None of this, of course, tells you anything about whether I enjoyed it or not.

I think it varied as the film went on, to be honest: to start with, the sheer ineptitude of the edits and the script were absolutely joyous, and I fell about laughing at the initial bird-strikes. But I had some company at the time, whereas I watched the end of the film on my own, and eventually blew my funny fuse. There’s only so much of that sort of hilarity you can really appreciate when watching solo. By the end, I felt as though I was privy to the goings-on of a parallel universe – neither funny nor sad, just different. It’s clear to see that Birdemic: Shock and Terror is at its best as a spectator sport, and a film which could exponentially increase in entertainment value according to how many viewers it has at a given time. Its weird blend of innocence, earnestness and ineptitude is oddly charming, but would benefit by a crowd to appreciate it.

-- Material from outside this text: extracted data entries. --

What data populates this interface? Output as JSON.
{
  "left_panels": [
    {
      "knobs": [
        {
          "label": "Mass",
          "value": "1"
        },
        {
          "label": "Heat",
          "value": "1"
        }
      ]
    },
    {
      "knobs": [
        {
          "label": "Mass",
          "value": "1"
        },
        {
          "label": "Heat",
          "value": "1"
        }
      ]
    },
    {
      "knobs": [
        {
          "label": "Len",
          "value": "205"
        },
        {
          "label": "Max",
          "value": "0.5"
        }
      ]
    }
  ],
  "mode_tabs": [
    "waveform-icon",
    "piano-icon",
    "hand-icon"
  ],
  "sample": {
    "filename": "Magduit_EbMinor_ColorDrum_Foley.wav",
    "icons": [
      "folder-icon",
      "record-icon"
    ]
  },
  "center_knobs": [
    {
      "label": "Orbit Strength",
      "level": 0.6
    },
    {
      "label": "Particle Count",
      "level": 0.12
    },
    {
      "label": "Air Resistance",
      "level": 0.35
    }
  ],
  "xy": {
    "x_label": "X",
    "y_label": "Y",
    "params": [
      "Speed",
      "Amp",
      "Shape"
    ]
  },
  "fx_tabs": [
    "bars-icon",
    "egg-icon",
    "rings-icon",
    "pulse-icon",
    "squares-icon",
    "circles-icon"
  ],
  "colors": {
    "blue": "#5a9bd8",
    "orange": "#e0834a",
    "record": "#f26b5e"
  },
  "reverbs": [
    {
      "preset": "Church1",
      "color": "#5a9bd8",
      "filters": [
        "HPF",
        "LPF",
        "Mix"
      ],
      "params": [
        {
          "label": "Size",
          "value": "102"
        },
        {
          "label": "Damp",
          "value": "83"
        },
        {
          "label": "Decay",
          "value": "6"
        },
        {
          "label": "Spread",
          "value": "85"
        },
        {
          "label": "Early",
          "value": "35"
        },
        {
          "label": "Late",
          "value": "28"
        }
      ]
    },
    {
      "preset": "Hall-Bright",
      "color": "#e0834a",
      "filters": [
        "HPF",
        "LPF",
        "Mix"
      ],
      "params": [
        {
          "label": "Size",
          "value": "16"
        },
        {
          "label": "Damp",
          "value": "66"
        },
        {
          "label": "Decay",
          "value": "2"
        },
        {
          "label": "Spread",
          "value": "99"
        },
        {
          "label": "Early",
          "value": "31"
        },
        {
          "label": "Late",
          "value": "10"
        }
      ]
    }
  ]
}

This is almost certainly why it’s garnered its reputation as something between an endurance challenge and a cursed videotape (and why I think Sundance was wrong to reject it; the hysteria it could have caused at a mass viewing would have been its own reward.) Definitely one of those movies which needs to be seen to be believed, this one – and as luck would have it, Severin Films are about to oblige.

Birdemic: Shock and Terror (2010) will be released by Severin Films on 15th February 2016.